This year, the Richard P. Feynman Prize for Excellence in Teaching has been awarded to Professor of Chemistry Brian Stoltz, who has taught at Caltech for 17 years.
Stoltz was nominated for the Feynman Prize by undergraduate and graduate students, alumni, and fellow faculty members, who praised his dedication and passion for teaching as well as his commitment to diversity and an individually tailored approach to mentorship. Many who have taken his courses credited Stoltz with their renewed enthusiasm for the subject. His teaching evaluations are "uniformly outstanding," according to the citation.
Stoltz previously was awarded the ASCIT (Associated Students of the California Institute of Technology) teaching award and the Caltech Graduate Student Council Teaching Award, was named a professor of the month by the undergraduate-run Academics and Research Committee (ARC), and was awarded a Camille Dreyfus Teacher-Scholar Award. In addition, Stoltz has served for several years as the graduate and undergraduate chemistry option representative. He also has been engaged with pre-college education and outreach, working with local schools as well as the Caltech preschool through on- and off-campus educational activities.
"I am so excited to have been nominated by my former students and colleagues, and to receive this amazing recognition from Caltech," Stoltz says. "To be associated in this way with the most outstanding educators at the Institute and with Feynman himself is truly humbling. It is an honor to work with such exceptional people on a daily basis and incredibly gratifying to know that I have had some impact on them as well."
The Feynman Prize has been endowed through the generosity of Ione and Robert E. Paradise and an anonymous local couple.

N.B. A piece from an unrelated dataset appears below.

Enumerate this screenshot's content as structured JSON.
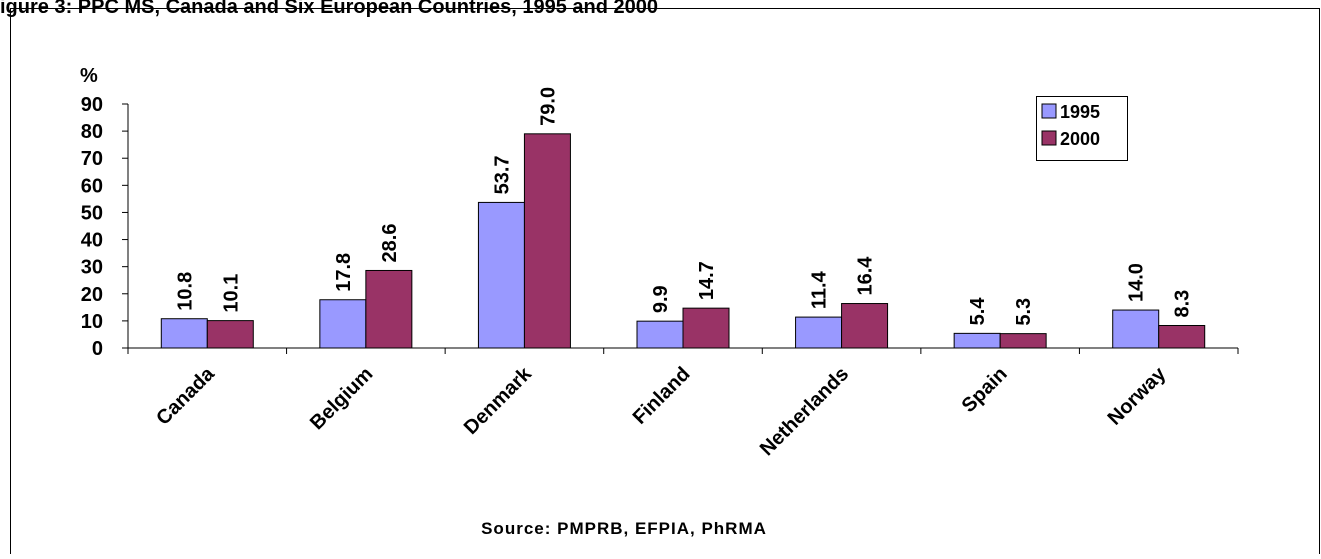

Some of the most recent winners of the Feynman Prize include Ellen Rothenberg, Albert Billings Ruddock Professor of Biology; Kevin Gilmartin, professor of English; Steven Frautschi, professor of theoretical physics, emeritus; and Paul Asimow, the Eleanor and John R. McMillan Professor of Geology and Geochemistry.
The prize was established in 1993 to honor annually a professor who demonstrates, in the broadest sense, unusual ability, creativity, and innovation in undergraduate and graduate classroom or laboratory teaching. Nominations for next year's Feynman Prize for Excellence in Teaching will be solicited in the fall. Further information about the prize and a full list of past recipients can be found on the Provost's Office website.